Data came from a large representative sample of the US population. Face-to-face interviews of 43093 adults residing in households were conducted during 2001–2002. Diagnoses of mood, anxiety, alcohol and drug use disorders and personality disorders were based on the Alcohol Use Disorder and Associated Disabilities Interview Schedule – DSM-IV version.

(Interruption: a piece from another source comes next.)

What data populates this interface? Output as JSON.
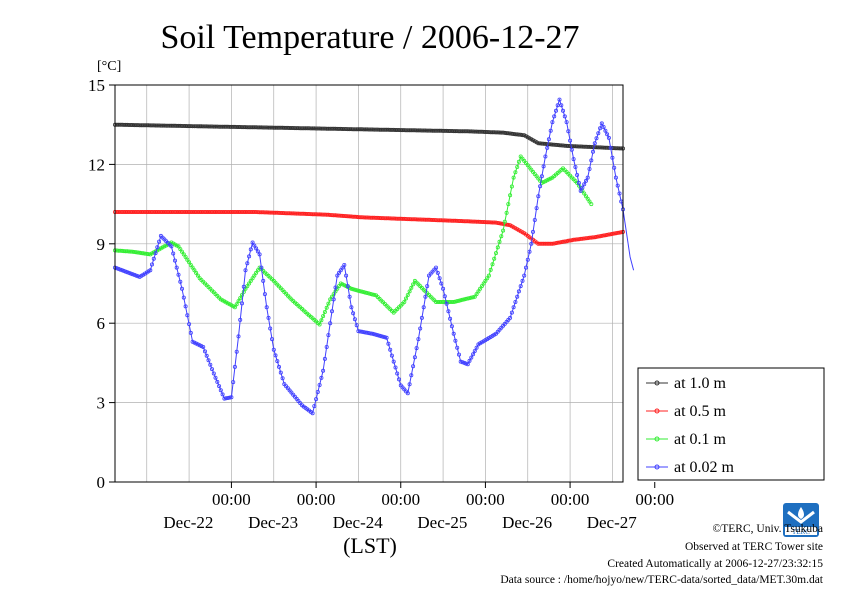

Lifetime prevalence of co-morbid AUD and SAD in the general population was 2.4%. SAD was associated with significantly increased rates of alcohol dependence [odds ratio (OR) 2.8] and alcohol abuse (OR 1.2). Among respondents with alcohol dependence, SAD was associated with significantly more mood, anxiety, psychotic and personality disorders. Among respondents with SAD, alcohol dependence and abuse were most strongly associated with more substance use disorders, pathological gambling and antisocial personality disorders. SAD occurred before alcohol dependence in 79.7% of co-morbid cases, but co-morbidity status did not influence age of onset for either disorder. Co-morbid SAD was associated with increased severity of alcohol dependence and abuse. Respondents with co-morbid SAD and alcohol dependence or abuse reported low rates of treatment-seeking.
Co-morbid lifetime AUD and SAD is a prevalent dual diagnosis, associated with substantial rates of additional co-morbidity, but remaining largely untreated. Future research should clarify the etiology of this co-morbid presentation to better identify effective means of intervention.